I'm sorry if I don't always reply through the group but if I am working from
the office I have a problem connecting to the mailing list. which is just
one of the reasons I prefer working from home.

I, along with your help, have instilled some level of confidence in the
languages I am using within my colleagues here at work. even though I am
knew, I am no newbie to programming and designing databases and knew that
PHP and MySQL would be up to the job. I'm particularly interested in what
you are doing with them Jay.

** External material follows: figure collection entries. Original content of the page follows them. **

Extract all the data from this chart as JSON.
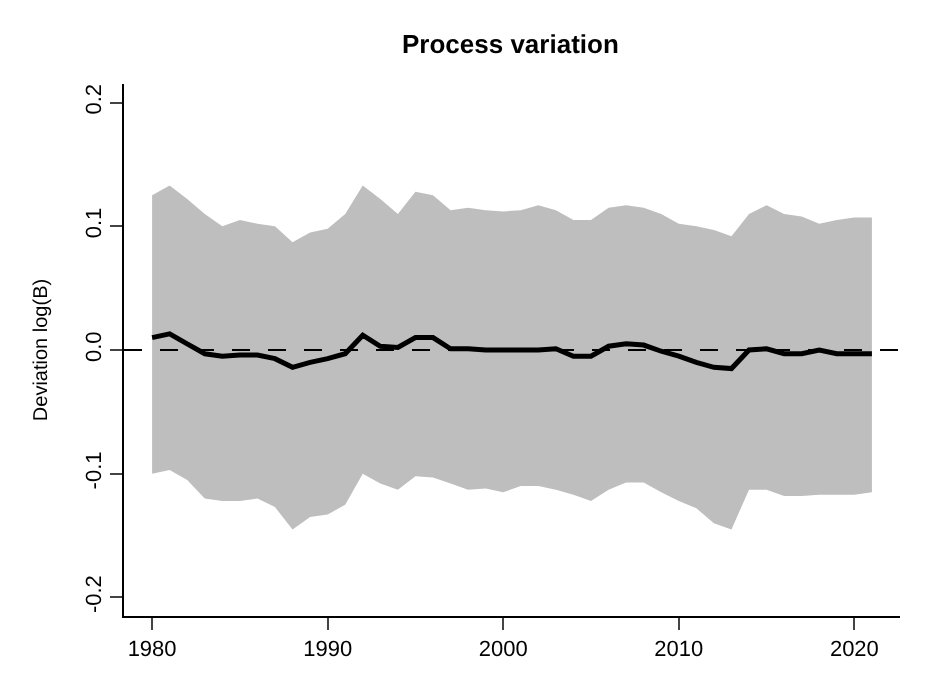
{
  "chart_data": {
    "type": "line",
    "title": "Process variation",
    "ylabel": "Deviation log(B)",
    "x": [
      1980,
      1981,
      1982,
      1983,
      1984,
      1985,
      1986,
      1987,
      1988,
      1989,
      1990,
      1991,
      1992,
      1993,
      1994,
      1995,
      1996,
      1997,
      1998,
      1999,
      2000,
      2001,
      2002,
      2003,
      2004,
      2005,
      2006,
      2007,
      2008,
      2009,
      2010,
      2011,
      2012,
      2013,
      2014,
      2015,
      2016,
      2017,
      2018,
      2019,
      2020,
      2021
    ],
    "series": [
      {
        "color": "#000000",
        "values": [
          0.01,
          0.013,
          0.005,
          -0.003,
          -0.005,
          -0.004,
          -0.004,
          -0.007,
          -0.014,
          -0.01,
          -0.007,
          -0.003,
          0.012,
          0.003,
          0.002,
          0.01,
          0.01,
          0.001,
          0.001,
          0,
          0,
          0,
          0,
          0.001,
          -0.005,
          -0.005,
          0.003,
          0.005,
          0.004,
          -0.001,
          -0.005,
          -0.01,
          -0.014,
          -0.015,
          0,
          0.001,
          -0.003,
          -0.003,
          0,
          -0.003,
          -0.003,
          -0.003
        ],
        "upper": [
          0.125,
          0.133,
          0.122,
          0.11,
          0.1,
          0.105,
          0.102,
          0.1,
          0.087,
          0.095,
          0.098,
          0.11,
          0.133,
          0.122,
          0.11,
          0.128,
          0.125,
          0.113,
          0.115,
          0.113,
          0.112,
          0.113,
          0.117,
          0.113,
          0.105,
          0.105,
          0.115,
          0.117,
          0.115,
          0.11,
          0.102,
          0.1,
          0.097,
          0.092,
          0.11,
          0.117,
          0.11,
          0.108,
          0.102,
          0.105,
          0.107,
          0.107
        ],
        "lower": [
          -0.1,
          -0.097,
          -0.105,
          -0.12,
          -0.122,
          -0.122,
          -0.12,
          -0.127,
          -0.145,
          -0.135,
          -0.133,
          -0.125,
          -0.1,
          -0.108,
          -0.113,
          -0.102,
          -0.103,
          -0.108,
          -0.113,
          -0.112,
          -0.115,
          -0.11,
          -0.11,
          -0.113,
          -0.117,
          -0.122,
          -0.113,
          -0.107,
          -0.107,
          -0.115,
          -0.122,
          -0.128,
          -0.14,
          -0.145,
          -0.113,
          -0.113,
          -0.118,
          -0.118,
          -0.117,
          -0.117,
          -0.117,
          -0.115
        ]
      }
    ],
    "xlim": [
      1978.4,
      2022.6
    ],
    "xticks": [
      1980,
      1990,
      2000,
      2010,
      2020
    ],
    "ylim": [
      -0.215,
      0.215
    ],
    "yticks": [
      {
        "value": -0.2,
        "label": "-0.2"
      },
      {
        "value": -0.1,
        "label": "-0.1"
      },
      {
        "value": 0,
        "label": "0.0"
      },
      {
        "value": 0.1,
        "label": "0.1"
      },
      {
        "value": 0.2,
        "label": "0.2"
      }
    ],
    "ref_lines": [
      {
        "axis": "y",
        "value": 0,
        "line_style": "dashed",
        "color": "#000000"
      }
    ],
    "marker": "none",
    "line_style": "solid"
  }
}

I was very surprised to see how many record
manipulations your system manages on a daily basis - maybe one day eh...?

again: thanks very much :)
-- 
-----------------------------
 Michael Mason
 Arras People
 www.arraspeople.co.uk
-----------------------------
"Jay Blanchard" <[EMAIL PROTECTED]> wrote in message
news:[EMAIL PROTECTED]
[snip]
> On Wed, 11 Aug 2004 18:20:23 -0400, Lukasz Karapuda
<[EMAIL PROTECTED]> wrote:
>>Why I chose to reply to your email is because PHP is not usually used
for
>>the development of more complex functionality like the Web site module
that
>>we have developed.
>
> I beg to differ. Many large and complex sites are written in PHP.
> There are also many large and complex programs written in PHP which
> are in production use. Take TYPO3, for example: http://www.typo3.org

I'll second that, PHP is an excellent choice for website development -
especially when supported by the correct web server and database ;)
[/snip]

I'll third this. Extremely complex applications are programmed using
PHP. I responded off list to Michael about this, but we are using PHP to
process and report on millions of records per day in MySQL databases.